Analyzing the Rockies’ 4-Man Rotation Idea

By Robbie Knopf

The other day, the Rockies decided to try something the likes of which baseball has never seen before. Possessing horrific starting pitchers (6.37 ERA, 5.27 FIP) and solid relievers (4.01 ERA, 3.65 FIP), a bunch of whom can go multiple innings, the Rockies have decided to switch to a four-man rotation like baseball had in years past, with every pitcher going on three-day’s rest except for when there are off-days. Here’s the catch: each starter is limited to 75 pitches per start so they can handle starting every four days instead of every five. With this system in place, the Rockies have lost their first 2 games, most recently here. But with the right personnel, could this strategy work?

We have seen through Wade Davis that sometimes pitchers who struggle at the back end of a rotation can thrive in the bullpen. On Wednesday, the Rockies got 3 shutout relief innings from ex-Orioles ace Jeremy Guthrie. If your organization is filled with back-of-the-rotation type pitchers like the Rockies’ is, the idea of sticking them in the bullpen does make some sense. But the issue is the four-man rotation with the 75-pitch limit. But that can work as well- if you have the right type of pitchers.

Strikeouts and walks make pitch count soar. So in order to maximize what you’ll get from your starters in 75 pitches, you need sinkerballers with good control who will force contact early in the count. You need good defense behind them who will turn the groundballs into outs, something the Rockies don’t have right now (and probably neither do the Rays, at least with Evan Longoria out). And if you have soft-tossers in your rotation, or at least pitchers who work more off of finesse, hitters will be in for a rude awakening when you send in relievers who hit the mid-90’s with their fastballs. I think this idea could really work- but not with the Rockies and not with any team in baseball right now.

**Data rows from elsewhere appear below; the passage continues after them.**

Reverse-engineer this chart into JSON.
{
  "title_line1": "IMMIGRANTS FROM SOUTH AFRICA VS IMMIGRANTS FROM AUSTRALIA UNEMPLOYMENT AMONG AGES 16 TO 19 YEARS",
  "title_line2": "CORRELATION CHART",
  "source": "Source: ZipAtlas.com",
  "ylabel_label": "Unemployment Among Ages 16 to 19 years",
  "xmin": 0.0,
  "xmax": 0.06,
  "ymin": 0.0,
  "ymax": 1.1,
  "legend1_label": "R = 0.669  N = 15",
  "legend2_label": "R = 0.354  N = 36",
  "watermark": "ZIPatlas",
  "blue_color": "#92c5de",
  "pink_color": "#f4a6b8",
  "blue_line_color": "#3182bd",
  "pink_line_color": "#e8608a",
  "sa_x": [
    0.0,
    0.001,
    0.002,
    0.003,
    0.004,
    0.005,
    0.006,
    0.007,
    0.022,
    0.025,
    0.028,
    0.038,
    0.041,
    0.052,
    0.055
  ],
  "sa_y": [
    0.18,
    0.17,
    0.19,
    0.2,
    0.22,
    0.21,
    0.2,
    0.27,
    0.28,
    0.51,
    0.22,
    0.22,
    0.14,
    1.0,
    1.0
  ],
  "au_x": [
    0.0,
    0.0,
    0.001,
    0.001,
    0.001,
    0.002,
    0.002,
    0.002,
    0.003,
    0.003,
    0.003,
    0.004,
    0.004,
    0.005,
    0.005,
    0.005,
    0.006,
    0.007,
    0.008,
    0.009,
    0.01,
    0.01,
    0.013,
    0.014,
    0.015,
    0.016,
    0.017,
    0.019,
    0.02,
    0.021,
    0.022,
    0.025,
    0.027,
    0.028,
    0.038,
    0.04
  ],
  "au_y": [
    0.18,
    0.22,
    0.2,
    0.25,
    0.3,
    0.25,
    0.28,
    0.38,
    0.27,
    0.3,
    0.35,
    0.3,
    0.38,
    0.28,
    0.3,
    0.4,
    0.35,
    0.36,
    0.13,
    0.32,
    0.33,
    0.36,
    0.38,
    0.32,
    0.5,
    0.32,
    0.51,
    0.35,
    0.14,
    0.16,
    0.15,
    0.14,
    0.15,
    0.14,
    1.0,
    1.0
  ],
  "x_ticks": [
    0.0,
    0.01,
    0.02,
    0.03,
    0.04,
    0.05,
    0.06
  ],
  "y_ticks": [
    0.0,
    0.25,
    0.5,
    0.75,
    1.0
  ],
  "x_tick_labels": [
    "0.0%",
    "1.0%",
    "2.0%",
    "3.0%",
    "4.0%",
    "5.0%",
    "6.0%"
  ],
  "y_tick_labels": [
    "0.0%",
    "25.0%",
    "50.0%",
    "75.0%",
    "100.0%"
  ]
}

Because of the Rockies’ current roster, this attempt to turn around their ballclub is unlikely to help them at all. But don’t be overly surprised if, after the Rockies’ experiment ends in a couple of weeks, we hear in a couple of years about a team seriously trying this again. Don’t instantly chastise them- with the right pitchers and a good enough defense, this idea could help a team maximize the ability of its pitching staff. Come postseason time, though, if a team with this strategy could make it, you’re going to need actual starting pitchers, and this idea would fall flat on its face.